Some fifteen years after the expedition sailed, an undergraduate Algernon Charles Swinburne, not yet the controversial poet he would become, wrote The Death of Sir John Franklin for a competition. (He came in second.) Although it is on the surface a fairly standard heroic paean to the noble Englishman, this paradoxical work finds interest in its use of the Arctic and the person of Franklin as a hidden metaphor for the icy, passionate, lonely, resolute life of the artist.

In setting this nine-part poem I wanted both to mirror and question the work’s apparent narrative.

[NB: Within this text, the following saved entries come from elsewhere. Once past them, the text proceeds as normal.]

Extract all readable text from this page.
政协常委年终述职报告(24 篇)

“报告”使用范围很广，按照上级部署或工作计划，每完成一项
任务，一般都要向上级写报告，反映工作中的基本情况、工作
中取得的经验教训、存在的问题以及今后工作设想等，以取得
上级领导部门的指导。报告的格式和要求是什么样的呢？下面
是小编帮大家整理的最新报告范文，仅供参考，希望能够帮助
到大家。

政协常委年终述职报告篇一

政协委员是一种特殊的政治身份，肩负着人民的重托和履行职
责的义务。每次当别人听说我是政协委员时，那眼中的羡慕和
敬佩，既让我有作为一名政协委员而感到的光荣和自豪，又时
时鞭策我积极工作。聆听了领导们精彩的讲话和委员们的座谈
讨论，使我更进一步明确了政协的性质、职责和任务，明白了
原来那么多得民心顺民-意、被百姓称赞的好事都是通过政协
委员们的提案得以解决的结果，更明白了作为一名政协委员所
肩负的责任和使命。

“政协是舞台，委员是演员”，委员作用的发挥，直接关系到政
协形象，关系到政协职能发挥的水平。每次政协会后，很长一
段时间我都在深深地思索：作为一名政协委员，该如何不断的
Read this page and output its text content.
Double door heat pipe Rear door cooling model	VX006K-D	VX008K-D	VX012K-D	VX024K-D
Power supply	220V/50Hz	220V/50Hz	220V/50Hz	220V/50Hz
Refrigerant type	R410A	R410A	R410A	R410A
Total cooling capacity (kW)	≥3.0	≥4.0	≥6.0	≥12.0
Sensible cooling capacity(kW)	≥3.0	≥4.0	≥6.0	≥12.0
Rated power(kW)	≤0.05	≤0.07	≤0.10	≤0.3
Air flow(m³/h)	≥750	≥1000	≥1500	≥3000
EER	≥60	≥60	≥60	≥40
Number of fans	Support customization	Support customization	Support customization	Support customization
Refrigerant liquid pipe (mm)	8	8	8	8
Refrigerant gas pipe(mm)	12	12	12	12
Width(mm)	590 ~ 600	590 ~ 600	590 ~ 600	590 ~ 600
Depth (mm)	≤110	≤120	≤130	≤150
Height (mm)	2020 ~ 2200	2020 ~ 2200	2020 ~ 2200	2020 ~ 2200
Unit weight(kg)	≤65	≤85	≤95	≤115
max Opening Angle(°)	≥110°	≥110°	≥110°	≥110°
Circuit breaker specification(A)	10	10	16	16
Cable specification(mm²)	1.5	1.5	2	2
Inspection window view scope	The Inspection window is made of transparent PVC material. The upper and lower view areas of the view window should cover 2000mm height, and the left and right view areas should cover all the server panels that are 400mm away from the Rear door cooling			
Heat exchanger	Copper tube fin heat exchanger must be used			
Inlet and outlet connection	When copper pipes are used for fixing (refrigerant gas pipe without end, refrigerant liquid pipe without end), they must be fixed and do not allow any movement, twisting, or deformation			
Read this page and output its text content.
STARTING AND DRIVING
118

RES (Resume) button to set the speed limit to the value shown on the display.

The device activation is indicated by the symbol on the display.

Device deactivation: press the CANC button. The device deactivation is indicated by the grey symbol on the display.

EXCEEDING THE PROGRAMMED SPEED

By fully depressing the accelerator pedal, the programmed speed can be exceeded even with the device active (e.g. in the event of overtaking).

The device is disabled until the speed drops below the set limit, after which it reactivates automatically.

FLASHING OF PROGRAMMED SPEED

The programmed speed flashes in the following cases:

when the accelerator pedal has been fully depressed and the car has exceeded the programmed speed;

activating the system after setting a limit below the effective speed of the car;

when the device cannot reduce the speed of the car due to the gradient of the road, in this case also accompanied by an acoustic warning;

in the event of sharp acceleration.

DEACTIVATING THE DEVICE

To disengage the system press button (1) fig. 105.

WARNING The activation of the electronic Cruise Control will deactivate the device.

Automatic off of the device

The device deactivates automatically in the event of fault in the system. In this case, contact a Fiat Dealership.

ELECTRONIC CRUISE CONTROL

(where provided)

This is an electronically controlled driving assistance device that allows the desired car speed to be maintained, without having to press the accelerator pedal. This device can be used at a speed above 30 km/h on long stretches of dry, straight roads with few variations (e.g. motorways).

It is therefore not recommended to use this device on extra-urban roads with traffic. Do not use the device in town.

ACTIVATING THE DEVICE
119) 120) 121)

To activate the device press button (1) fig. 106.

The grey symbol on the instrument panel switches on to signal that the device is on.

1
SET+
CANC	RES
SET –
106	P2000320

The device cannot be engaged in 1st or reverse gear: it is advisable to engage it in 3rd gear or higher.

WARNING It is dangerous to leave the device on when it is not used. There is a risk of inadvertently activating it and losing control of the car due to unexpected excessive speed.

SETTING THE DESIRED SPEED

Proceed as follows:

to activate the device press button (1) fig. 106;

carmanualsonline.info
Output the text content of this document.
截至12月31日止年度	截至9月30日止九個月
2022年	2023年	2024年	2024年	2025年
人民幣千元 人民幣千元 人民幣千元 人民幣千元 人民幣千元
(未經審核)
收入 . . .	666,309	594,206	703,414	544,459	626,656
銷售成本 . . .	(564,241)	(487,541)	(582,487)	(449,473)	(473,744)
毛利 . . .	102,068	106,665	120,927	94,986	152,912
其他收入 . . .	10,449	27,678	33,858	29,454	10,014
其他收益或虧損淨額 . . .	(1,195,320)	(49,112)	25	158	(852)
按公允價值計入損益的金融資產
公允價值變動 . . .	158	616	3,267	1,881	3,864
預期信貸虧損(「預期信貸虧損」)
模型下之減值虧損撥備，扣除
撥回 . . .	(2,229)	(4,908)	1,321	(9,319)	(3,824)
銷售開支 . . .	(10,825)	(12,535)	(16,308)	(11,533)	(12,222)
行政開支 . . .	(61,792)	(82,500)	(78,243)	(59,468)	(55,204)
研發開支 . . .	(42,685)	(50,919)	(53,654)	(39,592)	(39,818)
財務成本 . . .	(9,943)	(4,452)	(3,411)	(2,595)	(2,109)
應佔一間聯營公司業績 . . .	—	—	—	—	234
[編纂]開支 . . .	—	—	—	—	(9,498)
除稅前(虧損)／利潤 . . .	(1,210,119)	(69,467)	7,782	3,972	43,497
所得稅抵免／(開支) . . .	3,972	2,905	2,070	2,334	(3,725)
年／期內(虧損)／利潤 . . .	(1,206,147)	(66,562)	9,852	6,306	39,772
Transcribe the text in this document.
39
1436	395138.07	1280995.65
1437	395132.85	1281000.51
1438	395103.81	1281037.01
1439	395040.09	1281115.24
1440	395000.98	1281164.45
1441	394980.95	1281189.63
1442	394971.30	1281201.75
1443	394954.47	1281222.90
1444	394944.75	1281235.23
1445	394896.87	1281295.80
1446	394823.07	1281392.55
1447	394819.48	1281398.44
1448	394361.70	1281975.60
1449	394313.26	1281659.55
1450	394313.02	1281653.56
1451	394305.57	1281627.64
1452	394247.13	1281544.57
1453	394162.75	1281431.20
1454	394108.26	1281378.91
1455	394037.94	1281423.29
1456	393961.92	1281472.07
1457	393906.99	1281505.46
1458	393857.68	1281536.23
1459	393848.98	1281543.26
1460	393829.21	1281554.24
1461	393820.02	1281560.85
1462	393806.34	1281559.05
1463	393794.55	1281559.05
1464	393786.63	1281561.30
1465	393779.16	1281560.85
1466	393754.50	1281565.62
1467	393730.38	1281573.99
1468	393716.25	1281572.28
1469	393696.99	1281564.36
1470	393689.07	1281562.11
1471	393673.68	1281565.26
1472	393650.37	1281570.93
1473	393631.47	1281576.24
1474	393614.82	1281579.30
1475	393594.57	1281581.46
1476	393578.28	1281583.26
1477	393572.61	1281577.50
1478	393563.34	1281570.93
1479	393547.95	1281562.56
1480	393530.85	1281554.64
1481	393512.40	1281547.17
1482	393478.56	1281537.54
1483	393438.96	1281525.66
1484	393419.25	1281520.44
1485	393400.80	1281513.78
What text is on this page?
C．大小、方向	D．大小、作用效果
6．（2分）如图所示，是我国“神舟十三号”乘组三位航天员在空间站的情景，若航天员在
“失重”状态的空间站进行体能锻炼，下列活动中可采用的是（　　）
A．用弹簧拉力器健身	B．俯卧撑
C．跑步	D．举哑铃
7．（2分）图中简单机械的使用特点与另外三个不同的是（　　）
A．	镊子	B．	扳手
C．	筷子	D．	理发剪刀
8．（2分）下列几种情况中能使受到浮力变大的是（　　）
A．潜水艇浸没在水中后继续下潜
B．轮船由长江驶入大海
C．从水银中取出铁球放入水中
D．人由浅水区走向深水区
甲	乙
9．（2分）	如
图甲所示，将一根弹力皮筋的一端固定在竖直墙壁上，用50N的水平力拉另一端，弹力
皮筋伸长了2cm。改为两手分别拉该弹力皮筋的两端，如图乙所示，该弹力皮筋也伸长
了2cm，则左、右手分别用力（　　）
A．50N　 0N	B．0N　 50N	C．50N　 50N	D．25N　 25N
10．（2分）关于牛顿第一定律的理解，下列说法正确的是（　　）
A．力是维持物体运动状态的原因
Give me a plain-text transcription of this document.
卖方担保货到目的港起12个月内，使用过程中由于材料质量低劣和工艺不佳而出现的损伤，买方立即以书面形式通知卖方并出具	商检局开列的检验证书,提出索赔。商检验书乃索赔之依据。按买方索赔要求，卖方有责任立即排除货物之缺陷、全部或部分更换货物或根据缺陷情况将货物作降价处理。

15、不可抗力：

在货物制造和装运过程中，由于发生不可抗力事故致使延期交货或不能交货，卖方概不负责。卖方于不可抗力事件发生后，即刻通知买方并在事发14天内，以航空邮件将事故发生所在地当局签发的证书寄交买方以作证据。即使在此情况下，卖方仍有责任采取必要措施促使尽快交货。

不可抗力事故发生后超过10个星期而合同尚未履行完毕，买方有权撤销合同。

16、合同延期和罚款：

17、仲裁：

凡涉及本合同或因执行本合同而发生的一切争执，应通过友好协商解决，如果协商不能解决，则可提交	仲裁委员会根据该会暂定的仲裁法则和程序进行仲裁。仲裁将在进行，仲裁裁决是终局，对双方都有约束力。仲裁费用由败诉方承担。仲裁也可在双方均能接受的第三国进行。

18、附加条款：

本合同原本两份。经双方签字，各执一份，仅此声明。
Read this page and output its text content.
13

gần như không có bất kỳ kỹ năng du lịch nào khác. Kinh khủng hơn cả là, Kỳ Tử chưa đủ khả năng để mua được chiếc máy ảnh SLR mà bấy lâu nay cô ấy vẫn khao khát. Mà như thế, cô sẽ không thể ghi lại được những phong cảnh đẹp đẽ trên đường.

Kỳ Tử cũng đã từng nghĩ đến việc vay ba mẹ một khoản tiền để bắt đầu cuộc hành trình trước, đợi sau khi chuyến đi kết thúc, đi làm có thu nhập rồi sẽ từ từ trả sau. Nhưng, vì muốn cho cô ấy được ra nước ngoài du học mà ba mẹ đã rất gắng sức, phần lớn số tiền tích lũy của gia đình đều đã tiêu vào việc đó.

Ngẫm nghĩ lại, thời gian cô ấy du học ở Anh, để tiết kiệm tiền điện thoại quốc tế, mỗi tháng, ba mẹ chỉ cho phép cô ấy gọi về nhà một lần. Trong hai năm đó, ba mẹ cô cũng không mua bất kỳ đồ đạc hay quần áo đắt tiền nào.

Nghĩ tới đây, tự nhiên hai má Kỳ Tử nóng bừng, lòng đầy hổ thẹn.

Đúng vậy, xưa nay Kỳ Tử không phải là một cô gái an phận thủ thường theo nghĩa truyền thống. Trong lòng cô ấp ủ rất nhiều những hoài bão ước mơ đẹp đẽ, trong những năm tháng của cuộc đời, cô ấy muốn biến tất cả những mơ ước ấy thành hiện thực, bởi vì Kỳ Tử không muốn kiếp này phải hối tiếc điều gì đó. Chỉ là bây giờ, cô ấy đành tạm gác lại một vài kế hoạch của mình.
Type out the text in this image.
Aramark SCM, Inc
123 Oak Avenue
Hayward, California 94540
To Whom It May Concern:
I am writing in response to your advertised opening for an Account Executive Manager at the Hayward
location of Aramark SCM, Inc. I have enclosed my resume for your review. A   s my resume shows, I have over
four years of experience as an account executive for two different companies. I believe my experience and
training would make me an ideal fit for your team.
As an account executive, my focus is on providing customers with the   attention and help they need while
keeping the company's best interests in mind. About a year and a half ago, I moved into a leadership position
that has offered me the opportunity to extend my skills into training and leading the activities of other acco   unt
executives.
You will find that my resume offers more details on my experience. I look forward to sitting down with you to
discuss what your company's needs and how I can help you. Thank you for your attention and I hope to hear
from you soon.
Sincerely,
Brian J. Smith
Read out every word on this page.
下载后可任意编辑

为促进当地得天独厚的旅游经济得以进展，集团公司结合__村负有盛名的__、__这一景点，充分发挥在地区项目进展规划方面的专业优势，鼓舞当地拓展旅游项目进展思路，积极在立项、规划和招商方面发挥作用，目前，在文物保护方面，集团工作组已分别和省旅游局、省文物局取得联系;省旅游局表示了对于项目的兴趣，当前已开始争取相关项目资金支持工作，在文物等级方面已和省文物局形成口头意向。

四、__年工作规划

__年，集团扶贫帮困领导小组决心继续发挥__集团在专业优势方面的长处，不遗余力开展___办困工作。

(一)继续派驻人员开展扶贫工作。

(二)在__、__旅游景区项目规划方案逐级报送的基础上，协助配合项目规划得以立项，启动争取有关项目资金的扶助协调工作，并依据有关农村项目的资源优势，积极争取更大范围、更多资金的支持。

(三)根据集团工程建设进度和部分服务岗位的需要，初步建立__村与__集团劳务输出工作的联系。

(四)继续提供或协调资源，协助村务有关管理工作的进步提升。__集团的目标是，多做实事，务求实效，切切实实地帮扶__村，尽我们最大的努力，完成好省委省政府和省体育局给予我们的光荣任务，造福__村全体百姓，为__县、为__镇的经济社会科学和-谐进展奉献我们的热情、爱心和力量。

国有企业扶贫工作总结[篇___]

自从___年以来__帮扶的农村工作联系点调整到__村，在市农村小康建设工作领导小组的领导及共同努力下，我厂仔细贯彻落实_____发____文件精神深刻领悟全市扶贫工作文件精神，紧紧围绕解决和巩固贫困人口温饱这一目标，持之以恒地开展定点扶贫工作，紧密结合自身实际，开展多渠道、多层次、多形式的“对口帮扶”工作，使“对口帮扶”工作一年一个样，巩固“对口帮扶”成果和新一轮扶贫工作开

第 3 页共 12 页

Franklin may be considered heroic for leading his expedition to the unknown ends of the Earth, or he may be considered a fool for doing so with such little preparation for or understanding of his undertaking that every man under his command perished. In truth he was both. Accordingly, I have sometimes set Swinburne’s text elegiacally, other times sarcastically, sometimes with false pomp and unearned grandeur, and sometimes with somber fidelity.

Scored for an unusual ensemble, with a tenor recounting the narrative accompanied by a sextet of low instruments, The Death of Sir John Franklin is characterized by a preponderance of winds including an alto clarinet and baritone horn, instruments more often found in a concert band than a classical chamber group. These hopefully convey a somewhat lugubrious, Victorian atmosphere while still providing for a variety of colorful textures, from ripe clarinet tones to frigid string harmonics.